Ist der Große Pan tot? Der Tod des Eros, das spektakuläre neue Werk von Bertozzi & Casoni


Anlässlich der Ausstellung "Tranche de vie" (28. Oktober 2023 - 18. Februar 2024) wird in der Rocca di Imola das spektakuläre neue Werk von Bertozzi & Casoni präsentiert: "Der Tod des Eros", dessen Fertigstellung 23 Jahre dauerte.

“Wenn du in Palodos bist, verkünde, dass der große Pan tot ist”. Von der Insel Paxos ertönt eine Stimme, die alle Passagiere des Schiffes aufschreckt: Sie richtet sich an Thamus, den ägyptischen Steuermann. Auf dem Schiff fragen sich die Leute, ob sie den Befehl missachten sollen: Die Ankündigung des Todes eines Gottes würde Unheil anrichten. Die Entscheidung wird dem Wind überlassen: Wenn in Palodos eine Brise weht, wird Thamus in aller Stille über das Ufer fahren. Herrscht Flaute, wird die Ankündigung verkündet. In Palodos gibt es nicht einmal einen Windstoß. Das Meer ist still. Also begibt sich Thamus zum Heck des Schiffes und ruft in Richtung Land: “Der große Pan ist tot”.

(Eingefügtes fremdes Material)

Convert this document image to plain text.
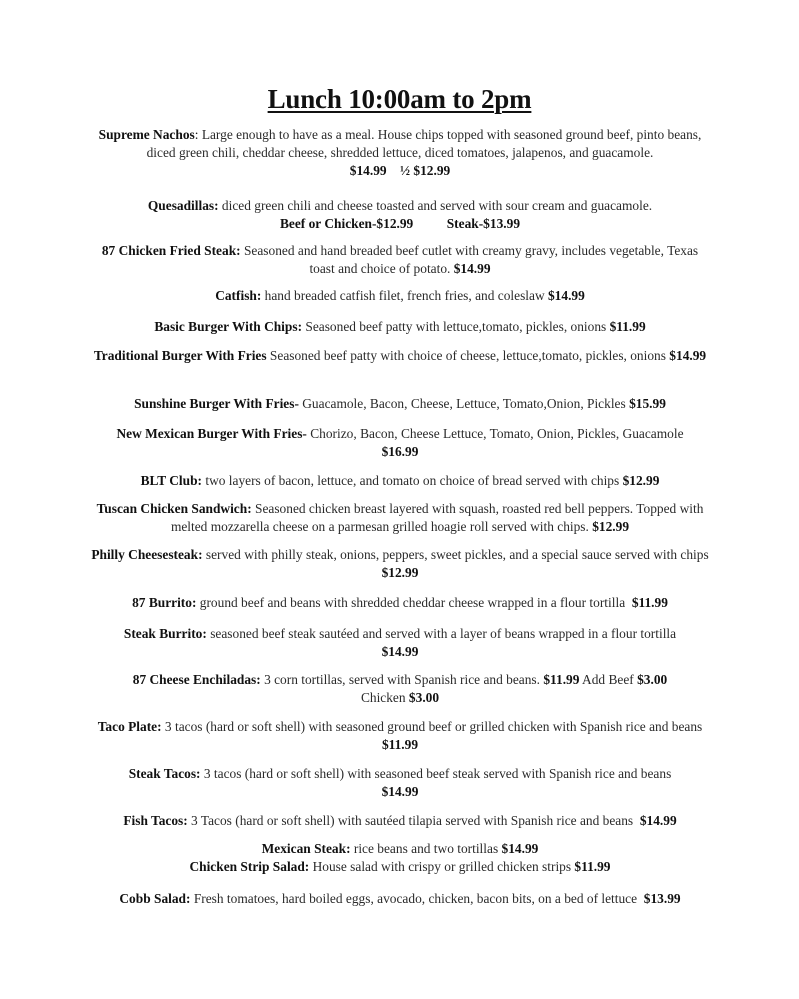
Lunch 10:00am to 2pm
Supreme Nachos: Large enough to have as a meal. House chips topped with seasoned ground beef, pinto beans, diced green chili, cheddar cheese, shredded lettuce, diced tomatoes, jalapenos, and guacamole.
$14.99    ½ $12.99
Quesadillas: diced green chili and cheese toasted and served with sour cream and guacamole.
Beef or Chicken-$12.99          Steak-$13.99
87 Chicken Fried Steak: Seasoned and hand breaded beef cutlet with creamy gravy, includes vegetable, Texas toast and choice of potato. $14.99
Catfish: hand breaded catfish filet, french fries, and coleslaw $14.99
Basic Burger With Chips: Seasoned beef patty with lettuce,tomato, pickles, onions $11.99
Traditional Burger With Fries Seasoned beef patty with choice of cheese, lettuce,tomato, pickles, onions $14.99
Sunshine Burger With Fries- Guacamole, Bacon, Cheese, Lettuce, Tomato,Onion, Pickles $15.99
New Mexican Burger With Fries- Chorizo, Bacon, Cheese Lettuce, Tomato, Onion, Pickles, Guacamole
$16.99
BLT Club: two layers of bacon, lettuce, and tomato on choice of bread served with chips $12.99
Tuscan Chicken Sandwich: Seasoned chicken breast layered with squash, roasted red bell peppers. Topped with melted mozzarella cheese on a parmesan grilled hoagie roll served with chips. $12.99
Philly Cheesesteak: served with philly steak, onions, peppers, sweet pickles, and a special sauce served with chips $12.99
87 Burrito: ground beef and beans with shredded cheddar cheese wrapped in a flour tortilla  $11.99
Steak Burrito: seasoned beef steak sautéed and served with a layer of beans wrapped in a flour tortilla
$14.99
87 Cheese Enchiladas: 3 corn tortillas, served with Spanish rice and beans. $11.99 Add Beef $3.00
Chicken $3.00
Taco Plate: 3 tacos (hard or soft shell) with seasoned ground beef or grilled chicken with Spanish rice and beans $11.99
Steak Tacos: 3 tacos (hard or soft shell) with seasoned beef steak served with Spanish rice and beans
$14.99
Fish Tacos: 3 Tacos (hard or soft shell) with sautéed tilapia served with Spanish rice and beans  $14.99
Mexican Steak: rice beans and two tortillas $14.99
Chicken Strip Salad: House salad with crispy or grilled chicken strips $11.99
Cobb Salad: Fresh tomatoes, hard boiled eggs, avocado, chicken, bacon bits, on a bed of lettuce  $13.99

Der Tod des Pan, der in Plutarchs Sonnenuntergang der Orakel geschildert wird, bleibt eines der spannendsten Rätsel der klassischen Literatur. Er ist der einzige Gott, dessen Tod von einer antiken Quelle überliefert wird. Wir sind immer noch nicht sicher, was Plutarch meinte, als er die halluzinierende Anekdote dem Historiographen Philippus in den Mund legte. Der große Pan, der Gott der Wälder, der Gott, der in der Natur lebt, der Gott, der die Vitalität, die Instinkte, die natürlichen Impulse zum Ausdruck bringt, ist nicht mehr. Wie kommt es, dass er tot ist? Bertozzi & Casoni haben ihn in ihrem letzten Werk, das fast ein Vierteljahrhundert brauchte, um fertig gestellt und der Öffentlichkeit vorgestellt zu werden, an einem Kronleuchter in Capodimonte hängen sehen. Wir sehen es nach einem Abstieg in die Eingeweide der Rocca Sforzesca in Imola. Zwischen den kalten Mauern der Festung, die Ende des 15. Jahrhunderts Schauplatz heftiger Kämpfe war. Verschwörungen, Kriege, eine Belagerung. Im Jahr 1524 wurde sie dann zu einem düsteren Gefängnis und blieb es bis vor einigen Jahrzehnten. Gewöhnliche Kriminelle, Diebe, Mörder, politische Gefangene, Antifaschisten. Die Augen von wer weiß wie vielen, die auf den Steinen der Rocca ruhten, bevor sie ganz verschwanden.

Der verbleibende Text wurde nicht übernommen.